Dans le sud-est de la France, les collines de la forêt méditerranéenne du massif des Maures commencent à reverdir après un incendie qui avait brûlé, l'été dernier, quelque 7.000 hectares. Mais la régénération de la végétation, adaptée aux feux, pourrait avoir des limites.
L'Europe occidentale notamment (France, Espagne, Grèce) connaît cet été des méga feux de forêts dans un contexte de grande sécheresse et de canicule, laissant des paysages de désolation dans les forêts.
L'été dernier, dans le massif des Maures, "c'était le quatrième depuis 1979", compte avec un certain fatalisme, Michel Mondani, maire de Mayons.
L'incendie a fait deux morts sur la commune voisine de Grimaud, au-dessus du très touristique Golfe de Saint-Tropez.
Un an plus tard, les arbousiers, le thym et autres arbustes reprennent doucement vie au milieu des chênes-lièges et pins d'Alep encore noircis qui surplombent les crêtes.

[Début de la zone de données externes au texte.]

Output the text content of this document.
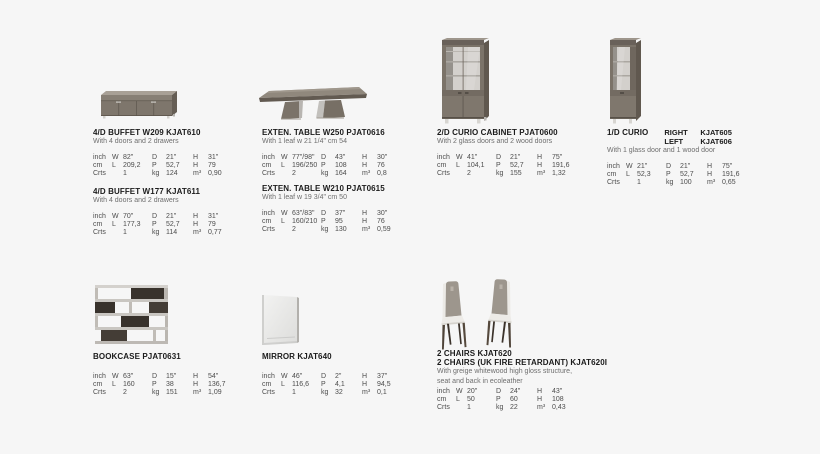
4/D BUFFET W209 KJAT610
With 4 doors and 2 drawers
inch W 82"	D	21"	H	31"
cm	L	209,2	P	52,7	H	79
Crts	1	kg 124	m³ 0,90
4/D BUFFET W177 KJAT611
With 4 doors and 2 drawers
inch W 70"	D	21"	H	31"
cm	L	177,3	P	52,7	H	79
Crts	1	kg 114	m³ 0,77
EXTEN. TABLE W250 PJAT0616
With 1 leaf w 21 1/4" cm 54
inch W 77"/98" D	43"	H	30"
cm	L	196/250 P	108	H	76
Crts	2	kg 164	m³ 0,8
EXTEN. TABLE W210 PJAT0615
With 1 leaf w 19 3/4" cm 50
inch W 63"/83" D	37"	H	30"
cm	L	160/210 P	95	H	76
Crts	2	kg 130	m³ 0,59
2/D CURIO CABINET PJAT0600
With 2 glass doors and 2 wood doors
inch W 41"	D	21"	H	75"
cm	L	104,1	P	52,7	H	191,6
Crts	2	kg 155	m³ 1,32
1/D CURIO RIGHT	KJAT605
LEFT	KJAT606
With 1 glass door and 1 wood door
inch W 21"	D	21"	H	75"
cm	L	52,3	P	52,7	H	191,6
Crts	1	kg 100	m³ 0,65
BOOKCASE PJAT0631
inch W 63"	D	15"	H	54"
cm	L	160	P	38	H	136,7
Crts	2	kg 151	m³ 1,09
MIRROR KJAT640
inch W 46"	D	2"	H	37"
cm	L	116,6	P	4,1	H	94,5
Crts	1	kg 32	m³ 0,1
2 CHAIRS KJAT620
2 CHAIRS (UK FIRE RETARDANT) KJAT620I
With greige whitewood high gloss structure,
seat and back in ecoleather
inch W 20"	D	24"	H	43"
cm	L	50	P	60	H	108
Crts	1	kg 22	m³ 0,43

"La nature reprend ses droits, mais on voit que les incendies successifs l'épuisent", poursuit cet ancien pompier volontaire.
Une écorce très épaisse qui protège le chêne-liège de l'impact létal des températures lors du passage de flammes, des pins dont les cônes libèrent une banque de graines qui, au contact de la cendre, donnent naissance à de nouveaux arbres, des arbustes dont les noeuds de reprise sont situés sous terre...
En région méditerranéenne, "la majorité des espèces sont adaptées au feu", explique à l'AFP Anne Ganteaume, spécialisée dans l'évaluation des risques incendie, au sein de l'Institut national de recherche pour l'agriculture, l'alimentation et l'environnement (Inrae) d'Aix-en-Provence (Sud-Est).
- Une "résilience naturelle" -
"Si la fréquence des incendies est modérée ce n'est pas un problème majeur. Le feu permet de réguler certaines plantes invasives. Cela peut surprendre, mais sans incendie, un contingent d'oiseaux comme les alouettes, les bruants pourraient disparaître car leurs habitats s'embroussailleraient", rappelle également Roger Prodon, professeur émérite et spécialiste de "l'écologie des incendies".
Les scientifiques mettent toutefois en garde sur les limites de cette "résilience naturelle" de la flore méditerranéenne.
Si le nombre d'hectares brûlés avait baissé de manière générale en France, avec 45.000 hectares en moyenne par an dans les années 1970-1980 contre 12.000 hectares depuis 2006, la fréquence des feux et l'étendue de leurs dégâts appellent à la vigilance.
"Si la fréquence des feux augmente, ce qui est attendu dans le futur, l'intervalle deviendra trop court pour que, par exemple, le pin d'Alep arrive à maturation et libère ses graines avant qu'un nouveau feu ne le brûle", prévient Mme Ganteaume.
En France, "l'activité (des feux) va s'intensifier dans les zones où elle est déjà forte, dans le Sud-Est et aussi s'étendre aux marges montagneuses de cette région du Sud", ainsi que "dans la moitié Nord où les températures et la sécheresse vont augmenter", pointe Jean-Luc Dupuy, spécialiste des incendies à l'Inrae d'Avignon. A l'image du feu en juillet sur les Monts d'Arrée, en Bretagne (Nord-Ouest).
"Il ne faut pas s'attendre à ce que les espèces s'adaptent" à cette nouvelle fréquence "en quelques décennies", prévient M. Dupuy.
"L'adaptation nécessite plusieurs milliers d'années", insiste le chercheur.
Les effets collatéraux des incendies à répétition sont nombreux: faute de végétation pour retenir l'eau de pluie, le risque d'inondations augmente, le ruissellement des cendres dans les fossés peut aussi déséquilibrer la qualité de l'eau, essentielle aux animaux.
"Il faut rendre la forêt la plus résistante possible face au prochain incendie", estime Julie Mariton, membre locale d'une institution publique de gestion de la forêt, "il faut être humble, on sait que ça se reproduira".
Selon les scientifiques, la multiplication des phénomènes météorologiques extrêmes (canicule, sécheresse, incendies, etc.) est une conséquence directe du réchauffement climatique, les émissions de gaz à effet de serre augmentant à la fois leur intensité, leur durée et leur fréquence.